As I drove to church yesterday, that phrase hit me: “spirit of overwhelm.” Because it’s presence had had a major chokehold on me for a few weeks, not just last week. And it was causing me to put my faith in what I can do versus putting my faith in what God can do.
2) Impatience 🙄
Starting from ground zero again here on the blog can be exciting, but also frustrating. It’s hard not to think back to all the hard work I’d put into this a few years ago that resulted in so many views and follows. Admittedly, a small part of me felt like maybe if I was consistent for just a couple of weeks, I’d be back to where I was.

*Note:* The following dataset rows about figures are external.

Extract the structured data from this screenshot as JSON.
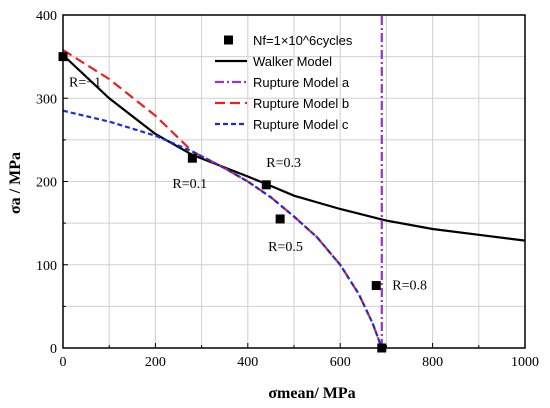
{
  "chart_data": {
    "type": "line",
    "xlabel": "σmean/ MPa",
    "ylabel": "σa / MPa",
    "xlim": [
      0,
      1000
    ],
    "ylim": [
      0,
      400
    ],
    "x_ticks": [
      0,
      200,
      400,
      600,
      800,
      1000
    ],
    "y_ticks": [
      0,
      100,
      200,
      300,
      400
    ],
    "grid": true,
    "legend_position": "top-right",
    "points": {
      "name": "Nf=1×10^6cycles",
      "x": [
        0,
        280,
        440,
        470,
        678,
        690
      ],
      "y": [
        350,
        228,
        196,
        155,
        75,
        0
      ],
      "labels": [
        "R=−1",
        "R=0.1",
        "R=0.3",
        "R=0.5",
        "R=0.8",
        ""
      ]
    },
    "series": [
      {
        "name": "Walker Model",
        "style": "solid",
        "color": "#000000",
        "x": [
          0,
          100,
          200,
          280,
          400,
          440,
          500,
          600,
          700,
          800,
          900,
          1000
        ],
        "y": [
          352,
          300,
          257,
          232,
          206,
          197,
          183,
          167,
          153,
          143,
          136,
          129
        ]
      },
      {
        "name": "Rupture Model a",
        "style": "dashdot",
        "color": "#9b30d0",
        "x": [
          690,
          690
        ],
        "y": [
          0,
          400
        ]
      },
      {
        "name": "Rupture Model b",
        "style": "dashed",
        "color": "#e8231f",
        "x": [
          0,
          100,
          200,
          280,
          350,
          400,
          450,
          500,
          550,
          600,
          640,
          670,
          690
        ],
        "y": [
          358,
          323,
          279,
          236,
          216,
          200,
          181,
          158,
          133,
          100,
          65,
          30,
          0
        ]
      },
      {
        "name": "Rupture Model c",
        "style": "dotted",
        "color": "#1c2fd6",
        "x": [
          0,
          100,
          200,
          280,
          350,
          400,
          450,
          500,
          550,
          600,
          640,
          670,
          690
        ],
        "y": [
          285,
          272,
          255,
          236,
          216,
          200,
          181,
          158,
          133,
          100,
          65,
          30,
          0
        ]
      }
    ]
  }
}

But like anything, when you’re starting at the bottom (whether for the first time or starting an existing project all over again) , you have to build to get back to the top. And that building requires consistency, something that my spirit of overwhelm and impatience has hindered me from truly having.
So, instead of getting impatient with the process, I have to roll with it. I have to be willing to keep working despite not seeing the results now, and trust that, if it’s God’s will, my consistency will make this grow.
3) Mixed Motives 🔀
And in the paragraphs above is yet another issue: my motives. Am I aiming to just get follows and likes, or am I aiming for people to connect with what I’m saying? To feel like they aren’t alone in how they may be feeling? I’ve had to reassess myself more recently because I don’t want what I’m doing to just be about instant/social media gratification. I want it to mean and be more for God first and foremost, and then for other people, not for myself.
4) Lack of Confidence 🥀
I’m realizing my lack of confidence shows to some people. If you were to simply take me at face-value i.e. Instagram or Facebook, maybe you’d think I’m super confident in myself. And while I am in some areas, I definitely lack confidence in other areas. My craft being one of them.
But I know this lack is due to the fact that I’m relying too much on what I can do, and not on what God can do. My confidence should rest in Him, and not in myself or my abilities to do/or not do things.
Well, that’s where I am right now! Just being real with y’all because life isn’t always smiles and motivational speeches or posts. Sometimes it gets hard. But that doesn’t mean we shouldn’t be hopeful in the changes God can make in our lives if we simply go to Him with the issues!
Below are pictured the changes I aim to experience as this new month has begun! Just stating these things isn’t the solution, and I know I’ll have to work hard, but I’m determined to give all I can, and to trust God more and more!
So, whether you’re a creative or not, answer these (either on your own or in the comments)…
What are some areas you need to work on? Is it easy or difficult to be vulnerable with where you truly are right now in your craft, business, or life in general? What steps are you taking to change?